Professor Lionel Tarassenko CBE FREng FMedSci, member of report Steering Group, Professor of Electrical Engineering and Head, Department of Engineering Science, University of Oxford, said:
“We are already seeing digital technologies that empower patients to manage their own health, for example by monitoring their own condition at home. Technology will only evolve and get more sophisticated to have a bigger impact on healthcare in the NHS in the next ten years.
“If we are going to reap the benefits of these advances, we must act now. We need to see a widespread increase in digital health literacy throughout the NHS, with the full involvement of patients and the public. We also need to think carefully how we regulate and evaluate digital health products, especially when they include artificial intelligence, so that healthcare professionals and patients know that they are safe and reliable, and improve patient outcomes.”

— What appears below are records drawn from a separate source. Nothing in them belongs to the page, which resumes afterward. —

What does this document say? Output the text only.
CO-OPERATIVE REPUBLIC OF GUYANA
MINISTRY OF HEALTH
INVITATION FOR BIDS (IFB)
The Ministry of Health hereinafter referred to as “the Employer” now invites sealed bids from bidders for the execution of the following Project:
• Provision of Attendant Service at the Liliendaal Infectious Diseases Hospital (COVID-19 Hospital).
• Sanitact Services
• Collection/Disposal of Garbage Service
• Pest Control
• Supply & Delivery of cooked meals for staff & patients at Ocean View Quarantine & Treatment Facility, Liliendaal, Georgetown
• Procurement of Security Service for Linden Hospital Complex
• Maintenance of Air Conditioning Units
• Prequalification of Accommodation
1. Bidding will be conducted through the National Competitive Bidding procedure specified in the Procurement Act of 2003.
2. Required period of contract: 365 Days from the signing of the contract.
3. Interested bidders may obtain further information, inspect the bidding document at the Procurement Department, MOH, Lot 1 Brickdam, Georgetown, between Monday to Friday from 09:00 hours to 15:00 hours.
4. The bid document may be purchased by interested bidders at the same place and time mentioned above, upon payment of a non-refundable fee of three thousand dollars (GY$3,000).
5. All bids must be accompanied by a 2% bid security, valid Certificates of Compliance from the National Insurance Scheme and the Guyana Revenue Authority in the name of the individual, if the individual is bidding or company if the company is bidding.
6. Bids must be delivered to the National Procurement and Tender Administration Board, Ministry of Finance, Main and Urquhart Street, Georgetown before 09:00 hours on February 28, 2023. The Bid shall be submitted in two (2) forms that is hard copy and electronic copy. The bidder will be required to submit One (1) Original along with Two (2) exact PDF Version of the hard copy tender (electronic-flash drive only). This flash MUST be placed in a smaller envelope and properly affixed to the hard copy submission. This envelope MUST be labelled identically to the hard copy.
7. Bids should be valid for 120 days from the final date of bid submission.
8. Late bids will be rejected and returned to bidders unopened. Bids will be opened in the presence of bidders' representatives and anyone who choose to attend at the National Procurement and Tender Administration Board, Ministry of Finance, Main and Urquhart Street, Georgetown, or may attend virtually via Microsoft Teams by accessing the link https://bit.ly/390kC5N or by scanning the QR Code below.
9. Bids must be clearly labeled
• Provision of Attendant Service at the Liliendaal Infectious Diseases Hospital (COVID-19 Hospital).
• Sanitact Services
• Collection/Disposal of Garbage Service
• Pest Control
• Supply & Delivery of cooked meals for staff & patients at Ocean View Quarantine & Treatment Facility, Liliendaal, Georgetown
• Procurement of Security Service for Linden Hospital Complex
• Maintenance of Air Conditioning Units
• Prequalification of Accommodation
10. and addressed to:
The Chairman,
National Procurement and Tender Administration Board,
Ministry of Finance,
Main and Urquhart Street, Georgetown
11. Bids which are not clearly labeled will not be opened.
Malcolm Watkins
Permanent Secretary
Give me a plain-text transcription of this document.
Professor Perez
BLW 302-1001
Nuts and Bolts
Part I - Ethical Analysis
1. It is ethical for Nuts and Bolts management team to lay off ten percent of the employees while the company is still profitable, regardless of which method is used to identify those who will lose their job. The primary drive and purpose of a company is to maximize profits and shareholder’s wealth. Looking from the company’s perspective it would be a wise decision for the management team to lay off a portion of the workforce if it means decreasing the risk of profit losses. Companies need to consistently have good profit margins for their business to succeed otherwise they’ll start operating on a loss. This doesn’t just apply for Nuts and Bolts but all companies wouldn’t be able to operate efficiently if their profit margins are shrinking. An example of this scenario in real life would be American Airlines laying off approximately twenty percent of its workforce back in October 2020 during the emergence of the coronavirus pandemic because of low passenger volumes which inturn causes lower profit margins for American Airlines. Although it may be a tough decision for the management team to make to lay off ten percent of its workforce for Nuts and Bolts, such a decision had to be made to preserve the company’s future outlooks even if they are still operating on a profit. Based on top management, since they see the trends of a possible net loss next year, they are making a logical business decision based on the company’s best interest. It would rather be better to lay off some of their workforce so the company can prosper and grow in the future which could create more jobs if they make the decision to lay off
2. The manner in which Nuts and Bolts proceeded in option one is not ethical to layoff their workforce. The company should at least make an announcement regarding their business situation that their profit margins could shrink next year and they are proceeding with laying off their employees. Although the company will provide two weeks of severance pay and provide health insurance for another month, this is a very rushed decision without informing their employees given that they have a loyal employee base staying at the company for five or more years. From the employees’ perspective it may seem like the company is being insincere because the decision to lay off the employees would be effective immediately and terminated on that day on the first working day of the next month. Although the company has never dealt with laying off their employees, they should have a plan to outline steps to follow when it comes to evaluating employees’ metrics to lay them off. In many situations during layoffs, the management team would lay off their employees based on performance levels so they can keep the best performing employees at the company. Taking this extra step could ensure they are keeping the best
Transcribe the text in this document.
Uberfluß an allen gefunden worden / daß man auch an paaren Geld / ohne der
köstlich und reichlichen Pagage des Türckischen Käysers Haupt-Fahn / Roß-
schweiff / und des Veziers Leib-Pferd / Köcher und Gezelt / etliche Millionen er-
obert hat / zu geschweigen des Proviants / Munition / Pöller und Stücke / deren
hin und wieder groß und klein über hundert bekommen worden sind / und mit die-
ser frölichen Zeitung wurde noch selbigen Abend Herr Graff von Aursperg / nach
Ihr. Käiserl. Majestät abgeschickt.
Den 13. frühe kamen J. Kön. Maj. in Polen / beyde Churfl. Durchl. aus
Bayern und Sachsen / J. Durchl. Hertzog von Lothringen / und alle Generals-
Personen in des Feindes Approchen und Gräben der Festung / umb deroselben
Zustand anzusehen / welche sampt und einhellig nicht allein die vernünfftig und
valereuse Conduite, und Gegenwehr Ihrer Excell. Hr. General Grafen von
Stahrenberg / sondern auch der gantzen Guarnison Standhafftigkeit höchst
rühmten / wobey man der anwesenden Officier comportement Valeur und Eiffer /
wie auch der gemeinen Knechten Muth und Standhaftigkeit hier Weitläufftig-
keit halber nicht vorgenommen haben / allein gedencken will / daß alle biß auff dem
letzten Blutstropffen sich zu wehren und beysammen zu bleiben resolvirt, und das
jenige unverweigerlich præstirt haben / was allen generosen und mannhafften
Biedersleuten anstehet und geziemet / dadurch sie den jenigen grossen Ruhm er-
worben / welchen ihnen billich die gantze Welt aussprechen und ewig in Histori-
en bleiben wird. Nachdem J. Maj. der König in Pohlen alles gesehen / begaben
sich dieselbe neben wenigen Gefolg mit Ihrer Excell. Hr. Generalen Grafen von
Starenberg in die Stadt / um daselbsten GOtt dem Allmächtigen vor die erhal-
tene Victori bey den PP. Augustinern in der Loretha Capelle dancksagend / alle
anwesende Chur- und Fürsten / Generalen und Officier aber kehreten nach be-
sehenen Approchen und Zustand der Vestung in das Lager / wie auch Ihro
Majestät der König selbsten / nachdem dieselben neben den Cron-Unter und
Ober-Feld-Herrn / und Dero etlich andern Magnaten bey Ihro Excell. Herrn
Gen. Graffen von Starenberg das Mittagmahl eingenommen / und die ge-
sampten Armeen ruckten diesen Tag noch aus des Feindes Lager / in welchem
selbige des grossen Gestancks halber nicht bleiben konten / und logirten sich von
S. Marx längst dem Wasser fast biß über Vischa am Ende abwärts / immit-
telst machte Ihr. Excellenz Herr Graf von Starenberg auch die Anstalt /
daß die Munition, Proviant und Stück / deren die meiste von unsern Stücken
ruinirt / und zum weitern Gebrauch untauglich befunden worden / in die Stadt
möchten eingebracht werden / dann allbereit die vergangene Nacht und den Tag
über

Professor Sir Robert Lechler PMedSci, President of the Academy of Medical Sciences, said:
“This report is based on high-quality, in depth conversations with members of the public, hospital doctors, GPs and nurses. We are calling for the NHS, regulators, industry and other key stakeholders to work together to adopt the principles set out in this report to make sure that patient data is used in a fair, transparent, safe and effective way.